A popular saying is “it takes a village to raise a child”. While certainly true, raising a child this way is difficult to scale up. As a result, in modern times, we have created a formal educational system that serves an industrial economic model of a standard 9-to-5 work day for adults that does not necessarily provide children with the best learning experience. Is learning best concentrated in a 9-to-5 work day schedule? Further, the current model of K-12 education in the US was designed, in part, to meet specific needs of the industrial revolution such as basic, standardized, transferable skills. The mode of delivery is also based on ideas from the industrial revolution where kids are educated in age batches and forced to fit a set of standards based on thinking from a past age. Are there really ‘standard’ skills and batches of ‘standard kids’ to be transformed into adult workers? How might the schedule and content of formal education fit with the realities of modern work lives where traditional 9–to-5 jobs are becoming less common (e.g. the emergence of flexible hours, odd shifts, etc.) and the skills and knowledge required for career success are rapidly changing?
The situation we find ourselves in where the work lives of adults and the learning lives of children are coupled by industrial logic limits our capacity to cope with change. Worse yet, this industrial logic is poorly equipped to address the diversity of personalities and learning styles in human populations. In his recent book The Orchid and the Dandelion, pediatrician Thomas Boyce details how subtle differences in human psychology impact human development and outcomes. Orchid children are exquisitely sensitive to context. As the name suggests, in the right context, they can achieve brilliance. In the wrong context, they cannot thrive. Dandelions, on the other hand, are children who can thrive anywhere but may not be able to reach the heights of an orchid. Dr. Boyce argues that our human development infrastructure must be reimagined to take these differences into account. Cultivating human diversity requires diverse learning modalities that allow for self-direction and agency. The industrial logic of routinization and standardization is not well-suited to address these needs.

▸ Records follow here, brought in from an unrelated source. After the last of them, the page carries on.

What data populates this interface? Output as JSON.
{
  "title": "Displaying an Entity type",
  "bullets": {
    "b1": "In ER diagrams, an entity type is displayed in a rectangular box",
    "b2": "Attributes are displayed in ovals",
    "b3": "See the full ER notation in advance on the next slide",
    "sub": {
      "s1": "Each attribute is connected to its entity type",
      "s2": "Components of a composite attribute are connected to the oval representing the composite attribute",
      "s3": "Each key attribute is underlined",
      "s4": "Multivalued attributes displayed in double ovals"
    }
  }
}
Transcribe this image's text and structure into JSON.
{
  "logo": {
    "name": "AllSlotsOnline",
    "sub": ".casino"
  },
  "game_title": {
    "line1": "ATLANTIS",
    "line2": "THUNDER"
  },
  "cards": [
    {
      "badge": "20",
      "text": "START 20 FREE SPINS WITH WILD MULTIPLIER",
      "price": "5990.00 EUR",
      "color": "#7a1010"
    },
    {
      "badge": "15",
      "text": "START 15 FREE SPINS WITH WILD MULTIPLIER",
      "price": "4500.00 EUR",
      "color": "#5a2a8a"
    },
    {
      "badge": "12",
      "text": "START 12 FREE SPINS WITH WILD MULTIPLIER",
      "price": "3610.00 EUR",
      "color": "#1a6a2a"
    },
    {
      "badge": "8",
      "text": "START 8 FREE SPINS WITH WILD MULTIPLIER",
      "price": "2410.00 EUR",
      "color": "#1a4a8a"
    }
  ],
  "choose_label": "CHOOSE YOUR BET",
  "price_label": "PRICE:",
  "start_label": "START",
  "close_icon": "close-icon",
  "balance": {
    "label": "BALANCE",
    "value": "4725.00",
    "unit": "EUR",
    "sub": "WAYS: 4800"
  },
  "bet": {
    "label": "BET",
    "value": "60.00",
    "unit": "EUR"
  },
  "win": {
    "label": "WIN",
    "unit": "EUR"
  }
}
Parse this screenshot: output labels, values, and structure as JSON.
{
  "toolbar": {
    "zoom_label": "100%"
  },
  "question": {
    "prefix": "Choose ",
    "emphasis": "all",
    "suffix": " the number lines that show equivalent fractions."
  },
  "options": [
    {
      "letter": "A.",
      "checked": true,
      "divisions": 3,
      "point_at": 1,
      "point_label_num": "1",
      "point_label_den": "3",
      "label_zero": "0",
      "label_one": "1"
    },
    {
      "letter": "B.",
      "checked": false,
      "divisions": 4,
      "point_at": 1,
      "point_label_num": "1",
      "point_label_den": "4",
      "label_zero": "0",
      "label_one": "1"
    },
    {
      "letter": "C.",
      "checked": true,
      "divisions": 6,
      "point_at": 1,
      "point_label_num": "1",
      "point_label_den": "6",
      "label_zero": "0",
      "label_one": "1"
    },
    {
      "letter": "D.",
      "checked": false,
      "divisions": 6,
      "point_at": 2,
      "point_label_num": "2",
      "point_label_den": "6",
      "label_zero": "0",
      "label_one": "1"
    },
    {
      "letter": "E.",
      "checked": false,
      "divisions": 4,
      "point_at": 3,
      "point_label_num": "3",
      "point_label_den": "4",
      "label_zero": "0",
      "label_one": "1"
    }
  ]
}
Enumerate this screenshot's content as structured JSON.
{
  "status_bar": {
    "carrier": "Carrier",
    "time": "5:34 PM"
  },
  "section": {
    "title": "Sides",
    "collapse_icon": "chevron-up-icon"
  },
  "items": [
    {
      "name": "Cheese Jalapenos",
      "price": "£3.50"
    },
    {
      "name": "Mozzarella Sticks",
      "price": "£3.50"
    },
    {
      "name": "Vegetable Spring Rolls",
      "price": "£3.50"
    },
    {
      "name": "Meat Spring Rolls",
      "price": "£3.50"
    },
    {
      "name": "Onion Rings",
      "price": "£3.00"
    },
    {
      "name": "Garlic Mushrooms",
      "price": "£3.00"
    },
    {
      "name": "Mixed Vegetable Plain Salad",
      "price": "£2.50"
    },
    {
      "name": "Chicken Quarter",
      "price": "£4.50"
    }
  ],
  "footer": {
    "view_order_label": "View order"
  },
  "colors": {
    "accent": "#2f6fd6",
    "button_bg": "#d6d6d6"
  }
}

The challenge here is related to our past investment choices in infrastructure and the cost of standardization. One such cost is the need for coordination across time and various activities (i.e. adults working and children learning) that the Covid-19 pandemic brought into sharp relief: an important function of formal education is simply to provide day care to allow adults to work. The pandemic highlighted a conflict between human development (learning) needs of future generations and day care needs of the present generation. What could a post-industrial model of human development and day care infrastructure look like?
First, we need to be clear about the trade-off in accommodating the welfare of children and facilitating the needs of the current economic system. Second, we need to decouple the institutions that govern adult working lives and those that govern the developmental needs of children and recognize that this will come at a cost. Customized attention for individual learners requires highly skilled and expensive human input. This will require that we increase our investment in learning infrastructure systems to facilitate the needs of children which, in turn, could have long term benefits in human development and mental health. Is society willing to make these trade-offs?